Re: Continue git clone after interruption

[Date Prev][Date Next][Thread Prev][Thread Next][Date Index][Thread Index]

 



On Thu, 20 Aug 2009, Nicolas Pitre wrote:
> On Thu, 20 Aug 2009, Jakub Narebski wrote:
>> On Wed, 19 Aug 2009, Nicolas Pitre wrote:

>>> You'll get the very latest revision for HEAD, and only that.  The size 
>>> of the transfer will be roughly the size of a daily snapshot, except it 
>>> is fully up to date.  It is however non resumable in the event of a 
>>> network outage.  My proposal is to replace this with a "git archive" 
>>> call.  It won't get all branches, but for the purpose of initialising 
>>> one's repository that should be good enough.  And the "git archive" can 
>>> be fully resumable as I explained.
>> 
>> It is however only 2.5 MB out of 37 MB that are resumable, which is 7%
>> (well, that of course depends on repository).  Not that much that is
>> resumable.
> 
> Take the Linux kernel then.  It is more like 75 MB.

Ah... good example.

On the other hand Linux is fairly large project in terms of LoC, but
it had its history cut when moving to Git, so the ratio of git-archive
of HEAD to the size of packfile is overemphasized here.

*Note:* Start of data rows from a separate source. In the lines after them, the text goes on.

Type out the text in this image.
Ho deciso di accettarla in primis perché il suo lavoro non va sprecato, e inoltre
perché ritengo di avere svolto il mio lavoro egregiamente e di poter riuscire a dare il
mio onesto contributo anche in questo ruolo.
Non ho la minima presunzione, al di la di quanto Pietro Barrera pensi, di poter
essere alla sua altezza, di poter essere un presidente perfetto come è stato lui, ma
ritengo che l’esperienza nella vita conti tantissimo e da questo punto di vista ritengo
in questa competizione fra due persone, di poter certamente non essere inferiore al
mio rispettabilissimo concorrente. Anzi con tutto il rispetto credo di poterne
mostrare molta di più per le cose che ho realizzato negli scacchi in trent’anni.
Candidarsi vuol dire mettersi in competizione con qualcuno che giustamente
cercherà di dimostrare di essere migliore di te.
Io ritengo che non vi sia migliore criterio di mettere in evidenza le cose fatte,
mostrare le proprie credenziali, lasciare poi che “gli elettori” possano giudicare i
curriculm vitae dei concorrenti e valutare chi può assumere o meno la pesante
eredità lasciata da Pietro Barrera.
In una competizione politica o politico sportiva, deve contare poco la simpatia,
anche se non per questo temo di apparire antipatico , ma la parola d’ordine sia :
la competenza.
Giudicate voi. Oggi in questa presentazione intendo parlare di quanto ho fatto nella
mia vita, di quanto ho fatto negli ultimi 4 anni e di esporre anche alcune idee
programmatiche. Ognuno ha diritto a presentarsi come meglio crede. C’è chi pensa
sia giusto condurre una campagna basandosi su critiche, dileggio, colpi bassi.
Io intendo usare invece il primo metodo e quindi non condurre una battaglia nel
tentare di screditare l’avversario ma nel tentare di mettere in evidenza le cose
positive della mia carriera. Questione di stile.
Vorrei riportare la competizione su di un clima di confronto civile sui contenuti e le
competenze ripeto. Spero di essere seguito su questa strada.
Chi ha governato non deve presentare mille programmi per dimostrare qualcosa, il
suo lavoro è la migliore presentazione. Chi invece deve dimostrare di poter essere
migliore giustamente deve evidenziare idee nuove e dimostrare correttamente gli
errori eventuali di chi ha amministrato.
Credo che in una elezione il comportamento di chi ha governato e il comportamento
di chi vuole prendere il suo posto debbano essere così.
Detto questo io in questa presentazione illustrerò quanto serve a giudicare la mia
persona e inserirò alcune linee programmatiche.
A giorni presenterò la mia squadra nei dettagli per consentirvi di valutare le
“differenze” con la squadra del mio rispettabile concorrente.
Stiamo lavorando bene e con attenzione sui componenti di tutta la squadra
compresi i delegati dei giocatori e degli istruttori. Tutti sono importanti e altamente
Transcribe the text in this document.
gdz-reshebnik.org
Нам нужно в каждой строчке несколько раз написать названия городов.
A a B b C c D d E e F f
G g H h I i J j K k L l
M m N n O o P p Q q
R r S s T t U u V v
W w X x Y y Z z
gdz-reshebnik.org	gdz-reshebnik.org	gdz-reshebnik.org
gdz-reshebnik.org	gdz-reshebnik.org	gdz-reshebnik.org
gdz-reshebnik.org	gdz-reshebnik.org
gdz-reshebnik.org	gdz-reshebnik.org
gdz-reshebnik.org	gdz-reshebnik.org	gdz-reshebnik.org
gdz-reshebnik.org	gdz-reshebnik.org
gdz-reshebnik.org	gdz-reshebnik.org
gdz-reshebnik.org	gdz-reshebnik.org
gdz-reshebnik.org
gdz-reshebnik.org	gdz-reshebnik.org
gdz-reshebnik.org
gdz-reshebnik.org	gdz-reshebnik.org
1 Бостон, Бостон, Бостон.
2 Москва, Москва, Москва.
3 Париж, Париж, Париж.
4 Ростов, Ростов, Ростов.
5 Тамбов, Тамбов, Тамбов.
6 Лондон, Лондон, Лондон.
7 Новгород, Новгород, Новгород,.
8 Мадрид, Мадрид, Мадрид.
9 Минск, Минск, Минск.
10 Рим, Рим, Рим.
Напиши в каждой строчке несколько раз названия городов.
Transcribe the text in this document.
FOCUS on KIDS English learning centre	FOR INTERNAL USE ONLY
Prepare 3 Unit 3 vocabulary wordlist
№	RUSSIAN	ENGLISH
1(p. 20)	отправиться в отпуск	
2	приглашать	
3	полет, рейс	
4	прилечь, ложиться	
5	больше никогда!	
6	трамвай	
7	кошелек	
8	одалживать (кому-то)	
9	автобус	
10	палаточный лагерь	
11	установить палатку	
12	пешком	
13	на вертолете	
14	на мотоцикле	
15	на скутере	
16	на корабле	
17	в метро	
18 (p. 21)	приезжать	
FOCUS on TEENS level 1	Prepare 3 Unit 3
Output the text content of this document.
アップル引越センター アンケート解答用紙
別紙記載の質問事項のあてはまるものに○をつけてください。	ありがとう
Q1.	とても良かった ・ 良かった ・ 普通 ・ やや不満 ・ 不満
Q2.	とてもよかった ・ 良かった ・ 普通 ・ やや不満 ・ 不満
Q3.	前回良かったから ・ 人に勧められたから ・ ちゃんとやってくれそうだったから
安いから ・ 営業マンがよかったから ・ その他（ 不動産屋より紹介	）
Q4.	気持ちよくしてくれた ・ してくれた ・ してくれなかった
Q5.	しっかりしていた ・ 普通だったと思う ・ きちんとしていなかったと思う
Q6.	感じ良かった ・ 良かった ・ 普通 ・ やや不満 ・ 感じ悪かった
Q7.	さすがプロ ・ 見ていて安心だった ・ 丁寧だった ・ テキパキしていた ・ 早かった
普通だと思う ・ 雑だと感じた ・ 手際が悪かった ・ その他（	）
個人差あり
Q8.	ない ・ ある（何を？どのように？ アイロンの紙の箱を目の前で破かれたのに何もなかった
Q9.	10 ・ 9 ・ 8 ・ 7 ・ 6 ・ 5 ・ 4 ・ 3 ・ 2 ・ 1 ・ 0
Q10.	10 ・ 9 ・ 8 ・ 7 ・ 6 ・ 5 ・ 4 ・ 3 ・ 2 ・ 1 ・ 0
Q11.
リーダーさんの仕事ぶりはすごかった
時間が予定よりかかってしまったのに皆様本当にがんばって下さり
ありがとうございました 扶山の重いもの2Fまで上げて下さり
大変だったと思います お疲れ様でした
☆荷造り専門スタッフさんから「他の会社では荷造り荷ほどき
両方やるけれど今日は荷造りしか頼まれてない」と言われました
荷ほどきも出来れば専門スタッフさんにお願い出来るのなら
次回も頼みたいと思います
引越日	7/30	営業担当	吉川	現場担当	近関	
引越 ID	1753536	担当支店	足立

>>> Now to deepen that history.  Let's say you want 10 more revisions going 
>>> back then you simply perform the fetch again with a --depth=10.  Right 
>>> now it doesn't seem to work optimally, but the pack that is then being 
>>> sent could be made of deltas against objects found in the commits we 
>>> already have.  Currently it seems that a pack that also includes those 
>>> objects we already have in addition to those we want is created, which 
>>> is IMHO a flaw in the shallow support that shouldn't be too hard to fix.  
>>> Each level of deepening should then be as small as standard fetches 
>>> going forward when updating the repository with new revisions.
>> 
>> You would have the same (or at least quite similar) problems with 
>> deepening part (the 'incrementals' transfer part) as you found with my
>> first proposal of server bisection / division of rev-list, and serving
>> 1/Nth of revisions (where N is selected so packfile is reasonable) to
>> client as incrementals.  Yours is top-down, mine was bottom-up approach
>> to sending series of smaller packs.  The problem is how to select size
>> of incrementals, and that incrementals are all-or-nothing (but see also
>> comment below).
> 
> Yes and no.  Combined with a slight reordering of commit objects, it 
> could be possible to receive a partial pack and still be able to extract 
> a bunch of full revisions.  The biggest issue is to be able to transfer 
> revision x (75 MB for Linux), but revision x-1 usually requires only a 
> few kilobytes, revision x-2 a few other kilobytes, etc.  Remember that 
> you are likely to have only a few deltas from one revision to another, 
> which is not the case for the very first revision you get.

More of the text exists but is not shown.